Suku Bunga Acuan BI Tetap 5 Persen, Ini Dampaknya ke Reksadana Pasar Uang
BI memperkirakan pertumbuhan ekonomi sekitar 5,1 persen pada 2019 dan 2020 membaik ke kisaran 5,1-5,5 persen
BI memperkirakan pertumbuhan ekonomi sekitar 5,1 persen pada 2019 dan 2020 membaik ke kisaran 5,1-5,5 persen
Bareksa.com - Bank Indonesia (BI) memutuskan untuk mempertahankan suku bunga acuan di level 5 persen. Apa yang membuat Gubernur Perry Warjiyo dan koleganya mengambil keputusan tersebut?

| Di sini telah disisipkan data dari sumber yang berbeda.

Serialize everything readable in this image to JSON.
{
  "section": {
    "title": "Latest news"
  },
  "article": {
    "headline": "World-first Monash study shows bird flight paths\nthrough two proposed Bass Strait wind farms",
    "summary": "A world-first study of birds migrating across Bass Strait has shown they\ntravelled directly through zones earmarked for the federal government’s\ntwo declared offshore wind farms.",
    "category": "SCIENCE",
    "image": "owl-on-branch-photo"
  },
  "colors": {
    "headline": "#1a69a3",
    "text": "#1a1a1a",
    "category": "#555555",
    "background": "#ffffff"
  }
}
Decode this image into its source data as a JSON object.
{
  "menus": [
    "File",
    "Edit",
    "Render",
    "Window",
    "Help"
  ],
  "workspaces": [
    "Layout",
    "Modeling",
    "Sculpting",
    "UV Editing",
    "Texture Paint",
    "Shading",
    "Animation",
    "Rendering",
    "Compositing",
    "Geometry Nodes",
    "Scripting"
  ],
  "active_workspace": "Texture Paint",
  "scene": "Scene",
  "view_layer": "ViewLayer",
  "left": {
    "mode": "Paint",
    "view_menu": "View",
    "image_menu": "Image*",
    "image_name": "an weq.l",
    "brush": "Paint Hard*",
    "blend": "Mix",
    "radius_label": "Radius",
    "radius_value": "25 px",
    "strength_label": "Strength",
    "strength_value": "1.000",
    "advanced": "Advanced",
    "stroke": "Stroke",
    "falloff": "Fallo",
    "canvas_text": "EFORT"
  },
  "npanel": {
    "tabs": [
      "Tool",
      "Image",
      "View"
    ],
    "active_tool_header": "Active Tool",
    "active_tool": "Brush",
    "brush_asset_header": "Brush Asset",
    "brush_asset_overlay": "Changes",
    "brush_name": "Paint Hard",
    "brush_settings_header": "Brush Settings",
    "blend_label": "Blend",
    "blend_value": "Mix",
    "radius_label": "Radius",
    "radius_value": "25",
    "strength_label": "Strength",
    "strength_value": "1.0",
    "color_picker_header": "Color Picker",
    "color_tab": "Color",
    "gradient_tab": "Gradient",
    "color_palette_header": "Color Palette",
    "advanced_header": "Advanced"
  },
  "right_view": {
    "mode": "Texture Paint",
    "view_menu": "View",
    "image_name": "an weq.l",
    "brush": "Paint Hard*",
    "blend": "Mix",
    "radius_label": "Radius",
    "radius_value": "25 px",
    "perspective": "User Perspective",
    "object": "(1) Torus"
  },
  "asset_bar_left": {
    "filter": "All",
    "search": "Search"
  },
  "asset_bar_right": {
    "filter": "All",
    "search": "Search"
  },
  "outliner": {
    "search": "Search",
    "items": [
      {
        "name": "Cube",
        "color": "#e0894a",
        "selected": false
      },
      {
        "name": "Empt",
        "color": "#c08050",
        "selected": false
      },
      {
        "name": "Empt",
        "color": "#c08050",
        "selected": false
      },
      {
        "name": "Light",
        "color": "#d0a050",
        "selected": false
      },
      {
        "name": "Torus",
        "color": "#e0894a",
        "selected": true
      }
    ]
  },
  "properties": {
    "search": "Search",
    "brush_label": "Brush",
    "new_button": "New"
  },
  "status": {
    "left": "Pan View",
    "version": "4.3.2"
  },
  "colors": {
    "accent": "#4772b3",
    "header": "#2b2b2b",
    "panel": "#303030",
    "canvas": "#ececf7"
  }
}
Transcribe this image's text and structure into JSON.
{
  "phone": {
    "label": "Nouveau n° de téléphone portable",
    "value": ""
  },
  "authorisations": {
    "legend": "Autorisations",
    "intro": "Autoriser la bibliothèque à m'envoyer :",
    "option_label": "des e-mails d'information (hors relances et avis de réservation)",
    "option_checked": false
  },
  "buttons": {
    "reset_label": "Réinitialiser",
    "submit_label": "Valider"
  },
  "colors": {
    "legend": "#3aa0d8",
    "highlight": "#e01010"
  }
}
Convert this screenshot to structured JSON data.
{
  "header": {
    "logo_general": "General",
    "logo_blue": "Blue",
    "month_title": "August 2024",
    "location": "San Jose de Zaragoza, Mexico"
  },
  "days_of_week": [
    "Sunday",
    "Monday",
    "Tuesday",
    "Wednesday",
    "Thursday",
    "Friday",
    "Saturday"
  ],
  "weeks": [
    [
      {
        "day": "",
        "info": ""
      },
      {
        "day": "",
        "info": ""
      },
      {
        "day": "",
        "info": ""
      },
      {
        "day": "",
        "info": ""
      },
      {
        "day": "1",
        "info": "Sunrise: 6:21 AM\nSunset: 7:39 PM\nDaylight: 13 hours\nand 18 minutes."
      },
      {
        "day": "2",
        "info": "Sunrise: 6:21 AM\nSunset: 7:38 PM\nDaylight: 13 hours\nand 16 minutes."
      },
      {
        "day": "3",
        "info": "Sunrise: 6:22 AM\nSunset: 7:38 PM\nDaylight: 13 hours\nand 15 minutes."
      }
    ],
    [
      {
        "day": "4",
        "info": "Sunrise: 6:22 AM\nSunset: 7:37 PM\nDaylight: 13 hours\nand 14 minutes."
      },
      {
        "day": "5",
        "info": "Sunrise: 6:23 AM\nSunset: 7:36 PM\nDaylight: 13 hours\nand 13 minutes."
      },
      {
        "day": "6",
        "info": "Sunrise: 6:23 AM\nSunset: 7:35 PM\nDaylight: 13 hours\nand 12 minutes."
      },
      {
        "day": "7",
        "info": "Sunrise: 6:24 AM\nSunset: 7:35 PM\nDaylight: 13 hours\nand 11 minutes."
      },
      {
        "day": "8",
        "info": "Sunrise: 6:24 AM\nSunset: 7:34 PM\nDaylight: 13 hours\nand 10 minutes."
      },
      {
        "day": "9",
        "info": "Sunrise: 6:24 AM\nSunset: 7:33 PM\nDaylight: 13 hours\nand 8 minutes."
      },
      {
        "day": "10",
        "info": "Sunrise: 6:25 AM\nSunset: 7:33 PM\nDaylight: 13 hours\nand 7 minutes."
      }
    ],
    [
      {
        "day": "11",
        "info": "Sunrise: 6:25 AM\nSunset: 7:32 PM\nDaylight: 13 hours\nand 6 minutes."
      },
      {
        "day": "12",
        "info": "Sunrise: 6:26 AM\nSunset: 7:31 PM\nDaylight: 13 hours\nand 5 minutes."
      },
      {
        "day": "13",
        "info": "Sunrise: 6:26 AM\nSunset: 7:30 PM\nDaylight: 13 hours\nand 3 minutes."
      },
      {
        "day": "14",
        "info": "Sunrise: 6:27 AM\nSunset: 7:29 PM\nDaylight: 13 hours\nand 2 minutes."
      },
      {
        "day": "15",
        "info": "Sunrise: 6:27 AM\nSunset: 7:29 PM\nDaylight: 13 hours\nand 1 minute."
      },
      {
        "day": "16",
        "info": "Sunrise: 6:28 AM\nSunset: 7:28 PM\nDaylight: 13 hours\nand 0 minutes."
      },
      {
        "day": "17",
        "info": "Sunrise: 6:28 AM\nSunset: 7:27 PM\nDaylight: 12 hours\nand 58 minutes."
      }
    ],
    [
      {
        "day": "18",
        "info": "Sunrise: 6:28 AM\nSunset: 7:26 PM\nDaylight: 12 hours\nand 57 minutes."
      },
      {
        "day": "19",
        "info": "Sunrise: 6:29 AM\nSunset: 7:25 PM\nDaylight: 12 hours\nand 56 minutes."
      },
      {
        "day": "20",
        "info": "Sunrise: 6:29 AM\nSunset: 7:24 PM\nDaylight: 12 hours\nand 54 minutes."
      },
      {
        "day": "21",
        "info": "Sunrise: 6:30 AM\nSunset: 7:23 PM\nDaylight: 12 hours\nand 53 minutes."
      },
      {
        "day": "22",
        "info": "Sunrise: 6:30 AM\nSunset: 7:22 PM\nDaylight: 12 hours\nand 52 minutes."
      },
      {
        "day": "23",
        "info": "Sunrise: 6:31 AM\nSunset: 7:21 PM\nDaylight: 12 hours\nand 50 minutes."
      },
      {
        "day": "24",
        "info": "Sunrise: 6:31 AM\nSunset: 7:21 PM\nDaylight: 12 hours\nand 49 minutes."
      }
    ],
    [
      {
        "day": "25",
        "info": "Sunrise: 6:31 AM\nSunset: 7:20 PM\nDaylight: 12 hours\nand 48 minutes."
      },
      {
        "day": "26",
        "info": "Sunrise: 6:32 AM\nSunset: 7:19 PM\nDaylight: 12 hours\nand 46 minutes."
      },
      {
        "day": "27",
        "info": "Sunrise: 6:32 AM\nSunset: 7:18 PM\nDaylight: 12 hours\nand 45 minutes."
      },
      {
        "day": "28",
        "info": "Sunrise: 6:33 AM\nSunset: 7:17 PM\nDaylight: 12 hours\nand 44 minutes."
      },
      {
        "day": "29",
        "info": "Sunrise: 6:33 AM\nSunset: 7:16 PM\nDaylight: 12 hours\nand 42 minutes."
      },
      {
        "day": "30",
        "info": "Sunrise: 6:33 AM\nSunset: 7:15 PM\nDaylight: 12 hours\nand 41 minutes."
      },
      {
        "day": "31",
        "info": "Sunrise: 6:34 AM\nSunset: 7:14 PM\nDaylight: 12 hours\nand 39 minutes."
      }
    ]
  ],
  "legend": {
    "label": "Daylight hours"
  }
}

"Rapat Dewan Gubernur (RDG) BI pada 18-19 Desember memutuskan untuk mempertahankan BI 7 Day Reverse Repo Rate tetap 5 persen. Kebijakan moneter tetap akomodatif, dengan perkiraan inflasi yang terkendali sesuai dengan sasaran, stabilitas eksternal yang terjaga, dan upaya menjaga momentum pertumbuhan ekonomi domestik di tengah global yang melambat," kata Perry dalam konferensi pers usai RDG BI edisi Desember 2019 di kantor BI, Jakarta, Kamis (19/12/2019) seperti dilansir CNBC Indonesia.
Beberapa indikator ekonomi menjadi alasan ditahannya suku bunga acuan. Dari sisi inflasi, BI memperkirakan sepanjang 2019 berada di kisaran 3,1 persen. Sedikit lebih baik dibandingkan 2018 yaitu 3,13 persen.
Promo Terbaru di Bareksa
Sementara di sisi stabilitas eksternal, indikatornya adalah Neraca Pembayaran Indonesia (NPI). Pada kuartal III 2019, NPI tercatat defisit US$46 juta. Jauh membaik dibandingkan kuartal sebelumnya yang tekor nyaris US$2 miliar.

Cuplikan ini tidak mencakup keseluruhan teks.